Another useful test technique is to use a current probe and RF source to deliver RF signals to cables connected to the DUT. Cables can act like antennas and couple undesired signals to the DUT. You can use this setup to step through different frequencies and check the susceptibility of your design. Commercial current probes can be used.. but an acceptable current probe can be built using a snap-on ferrite choke, a few winds of insulated wire, some epoxy, and a BNC connector as shown below:
Simply setup your DUT and connect all of the cables that are common to its usage. Configure the source to output maximum power with the same 80% 1kHz AM modulation that was suggested for far and near field tests earlier and observe the DUT for problems. Step the carrier frequency and observe. Perform this test to the maximum desired frequency and repeat the process on each cable used with the DUT.
NOTE: Clamp probes should only be used in shielded anechoic or semi- anechoic chambers to prevent interference with communications and emergency broadcast bands. It is illegal to broadcast over many frequency bands without proper licensing.

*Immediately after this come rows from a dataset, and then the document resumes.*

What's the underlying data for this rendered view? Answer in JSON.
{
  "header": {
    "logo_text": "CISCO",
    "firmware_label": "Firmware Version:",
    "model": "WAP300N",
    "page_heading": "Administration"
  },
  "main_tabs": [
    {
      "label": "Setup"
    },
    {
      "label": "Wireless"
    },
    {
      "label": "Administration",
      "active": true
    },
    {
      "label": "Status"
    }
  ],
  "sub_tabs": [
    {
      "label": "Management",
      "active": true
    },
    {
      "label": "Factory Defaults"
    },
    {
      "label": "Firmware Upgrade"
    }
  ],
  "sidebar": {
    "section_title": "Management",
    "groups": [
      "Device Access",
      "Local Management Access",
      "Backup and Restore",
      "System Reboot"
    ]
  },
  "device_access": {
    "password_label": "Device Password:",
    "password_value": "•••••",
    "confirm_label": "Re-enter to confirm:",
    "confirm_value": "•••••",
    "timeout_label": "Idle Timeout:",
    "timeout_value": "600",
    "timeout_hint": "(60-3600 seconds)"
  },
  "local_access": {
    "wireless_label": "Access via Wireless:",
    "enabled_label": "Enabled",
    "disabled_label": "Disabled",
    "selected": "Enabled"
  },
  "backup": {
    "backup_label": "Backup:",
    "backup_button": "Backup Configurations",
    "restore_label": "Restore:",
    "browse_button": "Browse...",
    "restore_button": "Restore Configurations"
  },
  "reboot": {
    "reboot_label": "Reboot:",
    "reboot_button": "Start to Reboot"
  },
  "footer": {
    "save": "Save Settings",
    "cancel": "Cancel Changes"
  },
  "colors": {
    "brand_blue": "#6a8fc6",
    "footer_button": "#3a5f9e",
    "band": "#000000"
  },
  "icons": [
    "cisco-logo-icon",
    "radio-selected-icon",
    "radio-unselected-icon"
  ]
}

To demonstrate the use of a current probe, we performed an experiment on a USB powered demonstration board. We used a DSG3000 and a homemade probe clamped to a non-filtered USB cable connected to the board and we monitored the output signal.
With no RF applied, the data was smooth.
But, when an RF signal was applied, the output began to show signs of interference. The worst interference occurred at a carrier of 110MHz, as shown below.
In conclusion, an RF source like the Rigol DSG3000 or DSG800 and some simple tools can enable you to test your designs for immunity issues early in the development process. Saving your company time and money.